By contrast, Hungary’s biggest investment in India is a USD 20 mln joint venture dating back to 2004 involving drug maker Richter Gedeon called Richter-Themis Medicare. Tuhin says he would like to see more companies follow this path.
“Given the growth of the Indian economy, it would be good for the Hungarian side, not just to tap into our market, but also to set up joint ventures to enter third party countries. Water is one area where Hungary has a lot of knowledge.” He mentions a pilot project conducted in India in 2019 using Hungarian expertise to limit water evaporation as just one example of this.
The ambassador’s experience suggests Indian businessmen have been very pleased with the welcome they have received from their Hungarian hosts. “My feedback with Indian investors is that they have a very good relationship with the Hungarian Investment Promotion Agency; wherever there have been issues raised, they have been sorted out.”
On occasion, the embassy has also stepped in to help. Without being specific, Tuhin cites one example of a company importing stainless steel tubes that had anti-dumping tariffs imposed on the suspicion the raw material was sourced from elsewhere.

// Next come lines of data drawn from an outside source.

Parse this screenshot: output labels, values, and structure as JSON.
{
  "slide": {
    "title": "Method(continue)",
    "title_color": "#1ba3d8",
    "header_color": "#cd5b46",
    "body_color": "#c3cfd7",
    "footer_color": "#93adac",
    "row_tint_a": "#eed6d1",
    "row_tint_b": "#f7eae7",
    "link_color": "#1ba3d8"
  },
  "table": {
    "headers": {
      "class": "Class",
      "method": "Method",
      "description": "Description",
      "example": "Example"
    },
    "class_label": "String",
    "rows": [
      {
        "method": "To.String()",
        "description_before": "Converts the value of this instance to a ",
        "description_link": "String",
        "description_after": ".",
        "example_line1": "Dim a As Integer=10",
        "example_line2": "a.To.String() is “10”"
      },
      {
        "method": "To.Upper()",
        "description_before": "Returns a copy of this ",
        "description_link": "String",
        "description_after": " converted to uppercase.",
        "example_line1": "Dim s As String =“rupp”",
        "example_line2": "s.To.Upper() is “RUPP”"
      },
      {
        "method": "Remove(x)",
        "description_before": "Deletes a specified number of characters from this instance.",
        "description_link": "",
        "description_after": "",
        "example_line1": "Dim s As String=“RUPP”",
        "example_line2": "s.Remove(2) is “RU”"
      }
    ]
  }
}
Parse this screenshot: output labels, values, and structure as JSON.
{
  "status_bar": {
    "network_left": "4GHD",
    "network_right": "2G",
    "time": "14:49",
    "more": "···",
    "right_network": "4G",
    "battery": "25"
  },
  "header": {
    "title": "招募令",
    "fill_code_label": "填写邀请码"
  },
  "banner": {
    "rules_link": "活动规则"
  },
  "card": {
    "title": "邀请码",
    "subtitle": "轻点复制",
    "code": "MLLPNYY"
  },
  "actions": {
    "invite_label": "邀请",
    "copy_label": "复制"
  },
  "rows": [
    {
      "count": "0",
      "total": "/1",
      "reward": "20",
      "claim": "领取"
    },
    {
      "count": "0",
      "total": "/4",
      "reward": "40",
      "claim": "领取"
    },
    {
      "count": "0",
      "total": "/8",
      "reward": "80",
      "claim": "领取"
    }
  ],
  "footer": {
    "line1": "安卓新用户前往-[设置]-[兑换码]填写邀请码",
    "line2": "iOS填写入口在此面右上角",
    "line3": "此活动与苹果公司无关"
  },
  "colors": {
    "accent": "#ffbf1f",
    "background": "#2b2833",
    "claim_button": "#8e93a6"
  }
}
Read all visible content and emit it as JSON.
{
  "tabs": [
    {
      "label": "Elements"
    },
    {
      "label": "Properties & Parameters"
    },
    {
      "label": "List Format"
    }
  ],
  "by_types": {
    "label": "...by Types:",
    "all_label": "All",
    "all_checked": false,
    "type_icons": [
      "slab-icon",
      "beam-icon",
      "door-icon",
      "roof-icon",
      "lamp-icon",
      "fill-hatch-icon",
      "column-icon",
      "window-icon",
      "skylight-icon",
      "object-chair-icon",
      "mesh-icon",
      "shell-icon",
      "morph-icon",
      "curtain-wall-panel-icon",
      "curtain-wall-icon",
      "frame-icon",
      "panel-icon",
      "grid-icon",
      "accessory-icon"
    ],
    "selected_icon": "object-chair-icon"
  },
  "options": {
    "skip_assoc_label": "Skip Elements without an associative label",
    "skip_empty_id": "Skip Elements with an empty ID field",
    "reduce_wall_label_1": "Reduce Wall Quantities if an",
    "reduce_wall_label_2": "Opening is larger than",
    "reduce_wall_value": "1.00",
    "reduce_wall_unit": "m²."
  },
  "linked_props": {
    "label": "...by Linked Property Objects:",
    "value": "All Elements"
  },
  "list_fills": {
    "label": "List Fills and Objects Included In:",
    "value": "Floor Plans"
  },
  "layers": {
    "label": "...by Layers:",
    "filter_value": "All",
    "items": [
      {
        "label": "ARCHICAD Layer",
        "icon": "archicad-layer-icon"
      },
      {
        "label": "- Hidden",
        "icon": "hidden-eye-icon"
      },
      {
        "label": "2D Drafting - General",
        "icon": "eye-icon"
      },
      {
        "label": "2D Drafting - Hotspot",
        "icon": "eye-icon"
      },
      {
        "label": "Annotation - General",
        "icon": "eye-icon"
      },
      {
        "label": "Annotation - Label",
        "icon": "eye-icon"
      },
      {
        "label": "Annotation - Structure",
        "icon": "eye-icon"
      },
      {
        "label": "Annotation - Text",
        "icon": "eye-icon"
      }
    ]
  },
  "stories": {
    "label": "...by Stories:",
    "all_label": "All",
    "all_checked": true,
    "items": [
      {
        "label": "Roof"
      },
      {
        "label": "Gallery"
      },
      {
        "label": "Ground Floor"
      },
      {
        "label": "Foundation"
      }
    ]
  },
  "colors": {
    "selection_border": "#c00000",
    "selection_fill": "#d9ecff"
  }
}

The ambassador says the embassy was able to help the firm provide the documentation needed to prove the origin of the tubes, and the tariffs were successfully removed. Such interventions are only possible given strong political relations, which the ambassador describes as “close and friendly. Over the years they have certainly developed and consolidated.”
The period from 2019-2020 was particularly noteworthy for that, the ambassador explains, with three ministerial visits within a period of six months: External Affairs Minister Subrahmanyam Jaishankar came to Hungary in August 2019; India’s Water Resources Minister Gajendra Singh Shekhawat attended the Budapest Water Summit in October 2019; and Hungary’s Minister of Foreign Affairs and Trade Péter Szijjártó visited India in January 2020.
The economic relationship had naturally cooled somewhat a little after the 1990s as Hungary re-aligned with the European Union and NATO. “But that basic friendship and strong goodwill was always there,” the ambassador says. The evidence of strong people-to-people connections can be seen in the immense popularity of yoga, and the strong interest in Indian music and dance.
He also cites the ancient Indian medicine of Ayurveda as another point of contact, although under current Hungarian laws, Ayurveda medicinal products have been relabeled as food supplements. “We are working on getting these medicines their due recognition,” says the ambassador, who admits it is a subject close to his heart. The hope is that post-doctoral studies may be possible, so Hungarian doctors can also be trained in and prescribe Ayurveda products.
“It is good to look at health in a holistic way, and Ayurveda should be seen as complimentary to modern medicine,” the ambassador says.